Financial Planning For Those Entering Retirement

Posted on August 22, 2013 at 9:35 AM PDT by

Time is funny. It seems to speed up with each passing year. You’re 40 and, in a blink, nearly 50. Then 50 zooms past and people start to ask when you might retire.

Have no fear. Retirement means a lot of things. It’s also a time for major financial planning. You might feel it’s late in the game to think about money, but it’s not: You will live longer than you think, and your cost of living is by no means guaranteed to fall over time.

financial planning

Do you know how long your money will last? Can you plan 20 or 30 years out with no idea how your health — or the economy — will hold up?

Well, no, but it’s not as if you have a choice. The key to planning with so many unknowns is accepting that your plan should change over time. Perhaps not drastically, but having no plan is by far the riskiest course.

Let’s consider two numbers — 55 and 64. Using a simple online tool, it’s easy to see that a 55-year-old with $1 million can expect a retirement income stream of $82,102. To get to a similar figure as a 64-year-old, however, you would need closer to $1.5 million.

The reason is time. At 55 you have nearly a decade for your money to compound. At 64 you will need to own investments that are more conservative and, thus, will grow more slowly.

So, now comes the planning. If you’re expecting $82,000 from your investments, can you live on that? If so, consider the mistakes some folks make as they close in on 64:

1. Taking out a new mortgage

You’re nearly done with the original home mortgage and you decide to buy a second place at the beach or parlay equity into dream digs. So, you sign on for decades of new, fixed debt. Whoops.

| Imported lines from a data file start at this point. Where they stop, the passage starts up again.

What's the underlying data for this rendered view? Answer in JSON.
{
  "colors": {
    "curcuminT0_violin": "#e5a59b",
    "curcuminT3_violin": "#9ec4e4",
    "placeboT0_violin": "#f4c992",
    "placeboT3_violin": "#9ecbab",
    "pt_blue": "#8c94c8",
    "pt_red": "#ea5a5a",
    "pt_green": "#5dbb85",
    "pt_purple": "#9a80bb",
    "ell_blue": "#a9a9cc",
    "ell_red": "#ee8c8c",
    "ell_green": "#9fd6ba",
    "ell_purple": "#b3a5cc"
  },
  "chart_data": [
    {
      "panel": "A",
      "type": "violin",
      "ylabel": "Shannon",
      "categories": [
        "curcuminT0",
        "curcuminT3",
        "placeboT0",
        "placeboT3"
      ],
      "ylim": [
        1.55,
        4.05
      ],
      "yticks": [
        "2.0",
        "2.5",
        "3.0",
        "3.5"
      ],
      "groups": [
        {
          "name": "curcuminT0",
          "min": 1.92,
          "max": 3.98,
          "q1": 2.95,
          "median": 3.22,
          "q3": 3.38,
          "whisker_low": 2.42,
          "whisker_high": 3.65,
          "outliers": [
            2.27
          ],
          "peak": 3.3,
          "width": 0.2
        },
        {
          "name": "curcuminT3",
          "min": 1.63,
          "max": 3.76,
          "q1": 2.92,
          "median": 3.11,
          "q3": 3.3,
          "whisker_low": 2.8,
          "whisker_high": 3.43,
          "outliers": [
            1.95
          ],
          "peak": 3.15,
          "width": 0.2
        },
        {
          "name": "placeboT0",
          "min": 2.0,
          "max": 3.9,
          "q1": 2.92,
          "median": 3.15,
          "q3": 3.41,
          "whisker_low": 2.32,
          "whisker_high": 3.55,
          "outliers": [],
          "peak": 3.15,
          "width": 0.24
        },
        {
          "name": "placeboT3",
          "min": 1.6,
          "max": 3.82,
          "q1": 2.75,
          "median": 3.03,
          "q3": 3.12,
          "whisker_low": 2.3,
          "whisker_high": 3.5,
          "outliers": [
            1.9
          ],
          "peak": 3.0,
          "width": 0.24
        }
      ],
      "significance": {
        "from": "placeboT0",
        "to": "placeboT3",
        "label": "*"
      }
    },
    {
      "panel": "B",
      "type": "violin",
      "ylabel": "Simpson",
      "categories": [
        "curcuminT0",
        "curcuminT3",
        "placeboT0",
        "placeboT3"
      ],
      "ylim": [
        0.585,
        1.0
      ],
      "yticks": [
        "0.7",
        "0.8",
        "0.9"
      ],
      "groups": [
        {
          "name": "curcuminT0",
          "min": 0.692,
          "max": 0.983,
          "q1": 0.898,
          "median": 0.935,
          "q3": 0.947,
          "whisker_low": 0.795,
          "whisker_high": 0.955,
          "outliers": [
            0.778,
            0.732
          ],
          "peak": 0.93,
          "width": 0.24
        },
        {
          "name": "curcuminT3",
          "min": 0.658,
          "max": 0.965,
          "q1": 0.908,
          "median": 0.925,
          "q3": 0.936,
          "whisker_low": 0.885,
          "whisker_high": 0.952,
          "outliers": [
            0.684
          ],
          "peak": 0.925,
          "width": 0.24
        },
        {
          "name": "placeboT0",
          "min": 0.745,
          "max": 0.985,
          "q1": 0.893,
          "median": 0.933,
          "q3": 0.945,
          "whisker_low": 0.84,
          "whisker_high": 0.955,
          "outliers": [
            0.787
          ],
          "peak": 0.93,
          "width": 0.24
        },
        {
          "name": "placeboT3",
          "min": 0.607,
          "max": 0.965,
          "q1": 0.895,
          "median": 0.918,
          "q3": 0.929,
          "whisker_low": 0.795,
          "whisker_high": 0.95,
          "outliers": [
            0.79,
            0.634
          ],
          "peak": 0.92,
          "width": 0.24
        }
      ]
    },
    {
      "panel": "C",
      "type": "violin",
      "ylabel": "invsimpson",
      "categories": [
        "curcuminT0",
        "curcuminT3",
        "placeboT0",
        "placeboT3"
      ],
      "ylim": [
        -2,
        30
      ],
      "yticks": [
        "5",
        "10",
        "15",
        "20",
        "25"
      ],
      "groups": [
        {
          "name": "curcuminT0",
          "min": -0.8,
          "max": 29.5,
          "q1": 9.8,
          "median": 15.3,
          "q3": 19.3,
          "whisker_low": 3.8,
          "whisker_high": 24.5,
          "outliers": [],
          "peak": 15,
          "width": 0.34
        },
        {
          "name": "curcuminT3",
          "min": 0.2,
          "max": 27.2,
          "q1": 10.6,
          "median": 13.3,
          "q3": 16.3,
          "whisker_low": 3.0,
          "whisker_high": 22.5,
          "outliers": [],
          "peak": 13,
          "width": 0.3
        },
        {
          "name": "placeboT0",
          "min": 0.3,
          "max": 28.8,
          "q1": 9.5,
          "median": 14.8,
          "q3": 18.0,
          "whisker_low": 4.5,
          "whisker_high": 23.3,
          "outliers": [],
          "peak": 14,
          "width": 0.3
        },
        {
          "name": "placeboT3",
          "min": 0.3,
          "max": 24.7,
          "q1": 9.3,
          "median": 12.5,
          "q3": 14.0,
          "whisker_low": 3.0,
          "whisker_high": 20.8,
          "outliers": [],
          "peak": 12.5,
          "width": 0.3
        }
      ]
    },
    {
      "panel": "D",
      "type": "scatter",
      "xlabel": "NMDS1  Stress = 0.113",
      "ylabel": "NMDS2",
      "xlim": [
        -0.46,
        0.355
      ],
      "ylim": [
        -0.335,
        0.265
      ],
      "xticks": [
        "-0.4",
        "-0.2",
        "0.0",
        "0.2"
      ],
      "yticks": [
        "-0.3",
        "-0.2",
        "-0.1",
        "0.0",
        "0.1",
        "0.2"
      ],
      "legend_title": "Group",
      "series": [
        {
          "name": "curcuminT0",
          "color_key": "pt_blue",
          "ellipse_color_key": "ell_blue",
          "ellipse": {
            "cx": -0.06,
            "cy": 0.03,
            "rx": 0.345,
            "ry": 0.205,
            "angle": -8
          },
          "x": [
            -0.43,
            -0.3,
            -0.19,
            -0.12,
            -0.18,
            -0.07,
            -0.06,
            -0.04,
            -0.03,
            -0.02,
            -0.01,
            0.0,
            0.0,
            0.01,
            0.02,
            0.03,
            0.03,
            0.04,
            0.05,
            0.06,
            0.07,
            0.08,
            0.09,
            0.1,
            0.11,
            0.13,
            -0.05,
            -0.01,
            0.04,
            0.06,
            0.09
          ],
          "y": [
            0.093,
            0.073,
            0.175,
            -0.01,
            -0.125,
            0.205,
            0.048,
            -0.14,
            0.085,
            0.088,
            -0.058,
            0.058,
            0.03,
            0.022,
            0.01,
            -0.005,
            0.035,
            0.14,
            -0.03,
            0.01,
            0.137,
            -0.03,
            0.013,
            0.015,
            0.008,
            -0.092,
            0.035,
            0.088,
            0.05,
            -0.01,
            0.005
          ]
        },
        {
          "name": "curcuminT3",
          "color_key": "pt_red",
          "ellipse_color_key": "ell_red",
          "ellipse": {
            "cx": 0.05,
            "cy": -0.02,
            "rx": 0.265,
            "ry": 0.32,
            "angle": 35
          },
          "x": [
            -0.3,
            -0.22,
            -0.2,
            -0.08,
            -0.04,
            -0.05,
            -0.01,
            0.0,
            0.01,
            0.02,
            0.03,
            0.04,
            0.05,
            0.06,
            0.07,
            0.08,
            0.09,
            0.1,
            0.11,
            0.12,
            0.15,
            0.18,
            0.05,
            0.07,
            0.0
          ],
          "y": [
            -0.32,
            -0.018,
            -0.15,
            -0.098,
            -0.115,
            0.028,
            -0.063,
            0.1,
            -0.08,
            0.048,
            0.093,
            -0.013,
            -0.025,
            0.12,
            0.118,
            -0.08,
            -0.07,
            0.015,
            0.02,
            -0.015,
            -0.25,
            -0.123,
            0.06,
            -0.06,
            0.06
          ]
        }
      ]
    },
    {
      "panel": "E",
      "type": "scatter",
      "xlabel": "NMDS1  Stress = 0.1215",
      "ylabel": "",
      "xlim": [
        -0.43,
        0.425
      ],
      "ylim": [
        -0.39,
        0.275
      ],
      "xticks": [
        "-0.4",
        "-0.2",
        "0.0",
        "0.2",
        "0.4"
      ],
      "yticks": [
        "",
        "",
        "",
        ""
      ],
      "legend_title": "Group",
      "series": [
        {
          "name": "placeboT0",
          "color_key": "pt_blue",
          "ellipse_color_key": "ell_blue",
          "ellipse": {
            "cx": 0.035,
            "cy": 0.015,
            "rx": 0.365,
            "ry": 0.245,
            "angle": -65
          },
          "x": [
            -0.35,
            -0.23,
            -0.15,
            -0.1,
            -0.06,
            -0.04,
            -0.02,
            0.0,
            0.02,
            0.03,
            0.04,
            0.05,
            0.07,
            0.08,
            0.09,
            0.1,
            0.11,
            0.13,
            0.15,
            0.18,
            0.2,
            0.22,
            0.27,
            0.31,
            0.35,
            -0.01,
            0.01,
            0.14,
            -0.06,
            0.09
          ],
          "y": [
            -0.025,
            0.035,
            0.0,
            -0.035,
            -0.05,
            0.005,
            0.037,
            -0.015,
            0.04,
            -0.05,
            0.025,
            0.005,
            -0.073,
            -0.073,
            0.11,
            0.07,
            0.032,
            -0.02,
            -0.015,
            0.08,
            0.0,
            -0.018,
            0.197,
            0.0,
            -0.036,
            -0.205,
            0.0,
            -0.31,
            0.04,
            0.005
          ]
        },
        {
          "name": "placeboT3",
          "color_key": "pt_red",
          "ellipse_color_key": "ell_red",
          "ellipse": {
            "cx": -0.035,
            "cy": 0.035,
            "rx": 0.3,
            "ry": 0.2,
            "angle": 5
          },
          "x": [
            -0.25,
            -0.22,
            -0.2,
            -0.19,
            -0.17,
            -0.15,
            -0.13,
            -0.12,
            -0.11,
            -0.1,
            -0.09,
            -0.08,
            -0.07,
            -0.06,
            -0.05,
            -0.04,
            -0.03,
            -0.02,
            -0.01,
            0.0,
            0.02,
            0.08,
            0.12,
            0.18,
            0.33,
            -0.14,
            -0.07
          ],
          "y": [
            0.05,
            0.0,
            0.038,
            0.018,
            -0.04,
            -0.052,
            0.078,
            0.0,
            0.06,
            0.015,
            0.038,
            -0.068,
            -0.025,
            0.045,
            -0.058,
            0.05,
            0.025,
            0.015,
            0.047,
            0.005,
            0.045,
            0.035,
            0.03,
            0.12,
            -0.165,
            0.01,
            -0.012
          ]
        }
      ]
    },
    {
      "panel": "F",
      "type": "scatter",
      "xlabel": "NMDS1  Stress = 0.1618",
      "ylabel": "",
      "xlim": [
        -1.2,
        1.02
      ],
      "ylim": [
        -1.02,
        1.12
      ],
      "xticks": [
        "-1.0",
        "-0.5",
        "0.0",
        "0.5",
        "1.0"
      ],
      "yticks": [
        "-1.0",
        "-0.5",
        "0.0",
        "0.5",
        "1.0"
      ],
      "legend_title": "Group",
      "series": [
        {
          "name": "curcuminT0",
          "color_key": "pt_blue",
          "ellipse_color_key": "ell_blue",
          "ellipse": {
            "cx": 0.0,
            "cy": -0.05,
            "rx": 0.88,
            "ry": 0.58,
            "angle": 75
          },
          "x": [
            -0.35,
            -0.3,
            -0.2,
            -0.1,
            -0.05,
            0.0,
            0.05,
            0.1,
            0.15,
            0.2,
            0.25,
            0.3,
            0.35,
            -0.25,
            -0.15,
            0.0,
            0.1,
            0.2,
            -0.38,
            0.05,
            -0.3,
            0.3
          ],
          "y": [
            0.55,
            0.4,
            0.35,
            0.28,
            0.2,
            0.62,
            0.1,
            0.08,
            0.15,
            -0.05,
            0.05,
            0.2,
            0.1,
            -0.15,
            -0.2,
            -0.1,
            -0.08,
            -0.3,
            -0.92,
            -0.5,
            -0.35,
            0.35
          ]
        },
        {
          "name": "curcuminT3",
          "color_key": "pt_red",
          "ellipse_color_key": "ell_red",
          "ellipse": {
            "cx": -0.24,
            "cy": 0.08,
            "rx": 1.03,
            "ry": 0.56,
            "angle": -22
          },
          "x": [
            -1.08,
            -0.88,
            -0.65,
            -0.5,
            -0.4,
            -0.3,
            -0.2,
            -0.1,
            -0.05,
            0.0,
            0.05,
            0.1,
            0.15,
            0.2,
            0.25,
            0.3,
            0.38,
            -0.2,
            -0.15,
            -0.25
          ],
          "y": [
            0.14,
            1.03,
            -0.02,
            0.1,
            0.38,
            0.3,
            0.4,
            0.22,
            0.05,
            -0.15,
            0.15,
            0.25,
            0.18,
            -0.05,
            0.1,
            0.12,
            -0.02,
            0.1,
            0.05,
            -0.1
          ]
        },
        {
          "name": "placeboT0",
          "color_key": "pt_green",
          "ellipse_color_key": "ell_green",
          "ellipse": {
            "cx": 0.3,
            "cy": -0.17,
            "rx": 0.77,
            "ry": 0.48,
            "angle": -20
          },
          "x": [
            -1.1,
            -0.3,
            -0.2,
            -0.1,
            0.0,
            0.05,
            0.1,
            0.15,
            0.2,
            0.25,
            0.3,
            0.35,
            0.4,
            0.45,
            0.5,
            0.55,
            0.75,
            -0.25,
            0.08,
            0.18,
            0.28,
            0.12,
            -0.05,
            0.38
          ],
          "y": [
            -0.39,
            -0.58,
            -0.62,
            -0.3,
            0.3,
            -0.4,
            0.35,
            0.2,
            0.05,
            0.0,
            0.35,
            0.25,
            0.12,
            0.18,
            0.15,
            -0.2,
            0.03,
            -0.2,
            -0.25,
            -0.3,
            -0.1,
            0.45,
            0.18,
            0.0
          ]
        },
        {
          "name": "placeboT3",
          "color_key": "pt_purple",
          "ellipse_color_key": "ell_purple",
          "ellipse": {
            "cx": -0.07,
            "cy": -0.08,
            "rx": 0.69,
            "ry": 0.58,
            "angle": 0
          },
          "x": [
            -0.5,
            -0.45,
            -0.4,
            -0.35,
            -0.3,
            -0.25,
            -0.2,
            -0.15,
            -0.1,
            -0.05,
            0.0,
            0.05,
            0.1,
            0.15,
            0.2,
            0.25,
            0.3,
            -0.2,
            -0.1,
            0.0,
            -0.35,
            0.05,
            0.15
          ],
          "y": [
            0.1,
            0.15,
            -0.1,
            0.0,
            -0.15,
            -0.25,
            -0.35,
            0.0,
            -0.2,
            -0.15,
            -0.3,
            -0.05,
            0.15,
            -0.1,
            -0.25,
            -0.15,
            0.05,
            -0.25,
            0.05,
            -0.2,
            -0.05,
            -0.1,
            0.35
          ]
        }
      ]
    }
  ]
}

2. Writing big checks to kids

Tuition, medical bills, vacations, gifts. Parents love to play Santa Claus, but helping your kids be bigger consumers is a huge mistake. That money is gone.

3. Kicking off retirement with a bang

It’s probably best to put aside those round-the-world tickets and new car purchases until at least 12 months into your new financial reality. You’ll be happier with your choices by far.

4. Failing to consider your health

If it’s not too late, consider long-term care insurance. Residential care facilities can cost thousands of dollars a week, possibly bankrupting you.

5. Living longer

We all want to live a long life, but we want to spend as if the end is near. Nothing changes about this once you retire. Don’t bet on 78. That might be the average, but that only means half of us live longer and half of us don’t make it.